Ok I just tried playing some avi files but when i double click any avi file it just closes the folder i had up. I also tried the files that worked before but don't work anymore. Could there be a problem with my registry that wont let avi files be played?


----------



## Elvandil (Aug 1, 2003)

It sounds like a possible codec problem. Have you installed any video codecs or packages lately? If so, try uninstalling it or them.

You could try reinstalling the MS codecs.

http://www.microsoft.com/windows/windowsmedia/format/codecdownload.aspx

If all else fails and you haven't installed anything lately, try installing the Ffdshow DirectShow Codec.


----------



## thehackedone (Apr 3, 2007)

Elvandil said:


> It sounds like a possible codec problem. Have you installed any video codecs or packages lately?

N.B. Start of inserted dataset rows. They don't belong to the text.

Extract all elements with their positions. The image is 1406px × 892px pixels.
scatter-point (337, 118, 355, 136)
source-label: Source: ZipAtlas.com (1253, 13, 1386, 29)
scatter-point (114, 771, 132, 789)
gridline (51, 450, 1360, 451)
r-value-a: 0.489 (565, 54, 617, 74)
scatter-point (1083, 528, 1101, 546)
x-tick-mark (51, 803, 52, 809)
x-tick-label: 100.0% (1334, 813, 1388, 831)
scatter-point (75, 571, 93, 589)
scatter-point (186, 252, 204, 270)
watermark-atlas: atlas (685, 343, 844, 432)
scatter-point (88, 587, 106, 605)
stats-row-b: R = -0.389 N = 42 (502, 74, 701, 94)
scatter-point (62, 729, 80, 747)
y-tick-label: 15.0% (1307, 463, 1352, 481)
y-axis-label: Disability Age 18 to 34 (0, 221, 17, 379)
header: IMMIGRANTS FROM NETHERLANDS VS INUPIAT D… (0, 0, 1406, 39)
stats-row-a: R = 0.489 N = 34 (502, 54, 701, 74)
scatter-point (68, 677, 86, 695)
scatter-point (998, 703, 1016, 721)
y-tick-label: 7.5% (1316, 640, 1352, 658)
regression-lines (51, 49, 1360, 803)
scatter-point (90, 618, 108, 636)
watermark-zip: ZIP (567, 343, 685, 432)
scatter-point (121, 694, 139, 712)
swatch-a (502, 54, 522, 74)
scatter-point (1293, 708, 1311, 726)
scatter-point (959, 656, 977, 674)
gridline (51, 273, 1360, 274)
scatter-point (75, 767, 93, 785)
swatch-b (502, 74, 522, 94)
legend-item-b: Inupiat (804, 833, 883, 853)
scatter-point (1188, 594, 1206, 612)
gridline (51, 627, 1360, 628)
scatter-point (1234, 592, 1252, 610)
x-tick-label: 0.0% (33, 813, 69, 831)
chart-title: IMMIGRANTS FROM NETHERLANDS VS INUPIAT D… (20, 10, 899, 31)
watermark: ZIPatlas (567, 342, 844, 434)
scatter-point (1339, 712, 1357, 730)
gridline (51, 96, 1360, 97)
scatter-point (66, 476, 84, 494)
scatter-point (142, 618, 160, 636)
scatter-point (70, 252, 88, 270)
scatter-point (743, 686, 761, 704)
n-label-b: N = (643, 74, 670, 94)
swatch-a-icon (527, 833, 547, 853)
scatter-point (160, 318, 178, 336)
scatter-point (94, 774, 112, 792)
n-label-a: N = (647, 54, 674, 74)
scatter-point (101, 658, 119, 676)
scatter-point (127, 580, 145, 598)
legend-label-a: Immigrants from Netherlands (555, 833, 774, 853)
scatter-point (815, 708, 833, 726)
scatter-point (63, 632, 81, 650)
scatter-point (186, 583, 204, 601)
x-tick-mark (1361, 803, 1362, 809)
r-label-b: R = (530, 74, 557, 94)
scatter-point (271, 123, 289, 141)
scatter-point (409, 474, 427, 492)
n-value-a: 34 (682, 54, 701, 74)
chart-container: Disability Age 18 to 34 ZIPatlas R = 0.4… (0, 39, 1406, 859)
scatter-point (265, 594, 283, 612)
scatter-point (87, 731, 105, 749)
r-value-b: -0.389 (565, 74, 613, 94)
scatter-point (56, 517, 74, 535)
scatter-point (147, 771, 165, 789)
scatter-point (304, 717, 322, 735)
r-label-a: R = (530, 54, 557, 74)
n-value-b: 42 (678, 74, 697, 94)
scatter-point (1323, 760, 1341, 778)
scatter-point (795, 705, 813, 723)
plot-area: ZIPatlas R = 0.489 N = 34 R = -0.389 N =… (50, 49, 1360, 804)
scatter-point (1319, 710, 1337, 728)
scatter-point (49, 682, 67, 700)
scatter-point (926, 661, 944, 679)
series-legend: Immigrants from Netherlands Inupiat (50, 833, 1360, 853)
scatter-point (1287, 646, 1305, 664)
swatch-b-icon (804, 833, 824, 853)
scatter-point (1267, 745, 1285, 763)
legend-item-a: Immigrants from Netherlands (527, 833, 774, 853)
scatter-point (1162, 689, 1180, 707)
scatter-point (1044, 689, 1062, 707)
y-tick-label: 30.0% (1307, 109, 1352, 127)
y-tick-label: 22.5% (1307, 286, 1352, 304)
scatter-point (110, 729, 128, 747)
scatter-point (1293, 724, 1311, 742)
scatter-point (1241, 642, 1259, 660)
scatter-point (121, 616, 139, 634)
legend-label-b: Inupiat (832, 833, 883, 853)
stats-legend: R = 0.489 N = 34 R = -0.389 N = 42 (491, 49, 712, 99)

If so, try uninstalling it or them.
> 
> You could try reinstalling the MS codecs.
> 
> ...


definetly worth it, might be a hardware too though, whats your computer specs?


----------



## Likeatalltree (Jun 29, 2006)

Out of suspicion i did uninstall codec and installed a new one and guess what?.......it worked!! so thank you for your help


----------



## Elvandil (Aug 1, 2003)

That's good news. Do you know exactly what you uninstalled and installed?

You can mark the thread "solved" using the thread tools above.


----------



## Likeatalltree (Jun 29, 2006)

Yeah I uninstalled K-lite codec pack and installed XP Codec pack


----------



## Elvandil (Aug 1, 2003)

Thanks for the information. It may help someone else.


----------



## Katmandu (May 28, 2006)

Likeatalltree said:


> Yeah I uninstalled K-lite codec pack and installed XP Codec pack


 My PC just started having this same issues with Videos freezing up and not playing correctly. Doesn't matter what application is running them. WMP freezes, RP plays audio but NO video.

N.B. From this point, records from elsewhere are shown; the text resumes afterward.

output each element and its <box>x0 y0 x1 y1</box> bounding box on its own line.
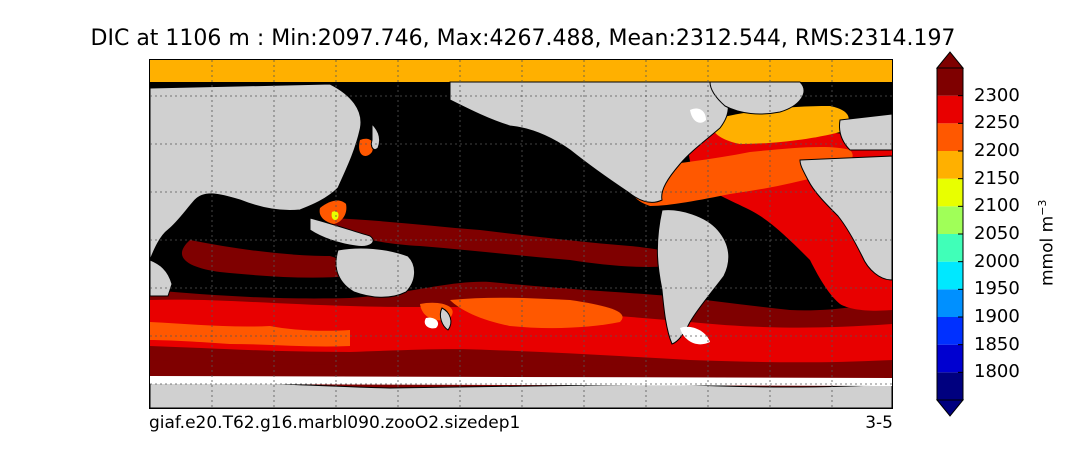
colorbar-segment <box>937 344 963 373</box>
plot-title: DIC at 1106 m : Min:2097.746, Max:4267.4… <box>90 26 956 51</box>
units-exponent: −3 <box>1036 199 1049 216</box>
land-new-zealand <box>439 307 452 331</box>
colorbar-segment <box>937 234 963 262</box>
colorbar-segment <box>937 68 963 96</box>
land-indonesia <box>309 217 374 247</box>
colorbar-tick-label: 2050 <box>974 223 1020 244</box>
arctic-orange <box>150 60 892 82</box>
colorbar-tick-label: 2250 <box>974 112 1020 134</box>
colorbar-units: mmol m−3 <box>1036 200 1058 286</box>
grid-lines <box>150 60 892 408</box>
land-africa-east <box>799 155 892 281</box>
southern-red <box>150 299 892 363</box>
land-australia <box>335 247 415 298</box>
southern-orange-central <box>450 297 623 329</box>
land-eurasia-africa <box>150 83 362 261</box>
colorbar-segment <box>937 206 963 234</box>
sulu-sea <box>331 211 339 220</box>
atlantic-orange <box>628 146 853 206</box>
colorbar-tick-label: 2200 <box>974 140 1020 161</box>
colorbar-tick-label: 1950 <box>974 278 1020 300</box>
nodata-hudson <box>690 108 706 123</box>
colorbar-segment <box>937 372 963 400</box>
japan-sea <box>359 138 374 156</box>
nodata-nz-shelf <box>424 317 439 329</box>
colorbar <box>935 51 965 417</box>
units-text: mmol m <box>1037 215 1058 286</box>
southern-orange-west <box>150 322 350 347</box>
map-panel <box>149 59 893 409</box>
land-south-america <box>656 209 730 345</box>
nodata-antarctic-shelf <box>150 376 892 386</box>
colorbar-segment <box>937 151 963 179</box>
colorbar-segment <box>937 317 963 345</box>
colorbar-tick-label: 1850 <box>974 333 1020 355</box>
west-pacific-dark-red <box>330 218 690 267</box>
colorbar-tick-label: 1800 <box>974 361 1020 383</box>
north-atlantic-orange <box>710 106 849 144</box>
colorbar-segment <box>937 123 963 151</box>
nodata-patagonia <box>680 326 710 345</box>
land-north-america <box>449 81 729 203</box>
caption-case-name: giaf.e20.T62.g16.marbl090.zooO2.sizedep1 <box>149 413 521 433</box>
map-svg <box>150 60 892 408</box>
colorbar-segment <box>937 289 963 317</box>
colorbar-segment <box>937 178 963 207</box>
caption-years: 3-5 <box>865 413 893 433</box>
colorbar-segment <box>937 95 963 124</box>
land-africa-tip <box>150 259 173 297</box>
colorbar-tick-label: 2100 <box>974 195 1020 217</box>
colorbar-tick-label: 2000 <box>974 250 1020 272</box>
colorbar-extend-min <box>935 399 965 417</box>
colorbar-tick-label: 2300 <box>974 84 1020 106</box>
land-greenland <box>709 81 805 115</box>
colorbar-segment <box>937 261 963 290</box>
colorbar-tick-label: 1900 <box>974 306 1020 327</box>
land-europe <box>839 113 892 151</box>
colorbar-extend-max <box>935 51 965 69</box>
indian-dark-red <box>181 240 354 278</box>
colorbar-tick-label: 2150 <box>974 167 1020 189</box>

Where do I find the Codec files on my PC so I can remove them and then reinstall the MS Codec pack ??

TIA,

ERIC


----------



## Nayco565 (Jun 5, 2007)

Great thanks it worked for me too, I removed ACE Mega codec pack and everything going well now!!


----------



## alanb0060 (Aug 2, 2007)

hi all,just had the same problem myself ive always used k-lite never had a problem,i couldnt even get to change the thumbniail it froze done what u said uninstalled k-lite installed ffdshow opens like a dream thank you so much for helping ppl its gd to know ppl like yourself can & r willing to help others thanks very much,


----------



## Elvandil (Aug 1, 2003)

You're welcome. This thread is getting a lot of mileage.

The lesson is that installing questionable codec packs is not a good idea. If you are missing a specific codec, install it from a reputable source.

You can determine what codec a file needs by using:

GSpot
or
VideoInspector


----------



## peanuts26289 (Aug 5, 2007)

Hi, Ive read the problem solved thread and followed the instructions (using the first link, uninstalling and reinstalling my codec pack) and the problem persists... only now i have some audio from the videos but my computer now goes to a blue screen forcing me to restart. Have you got any more tricks up your sleeve?


----------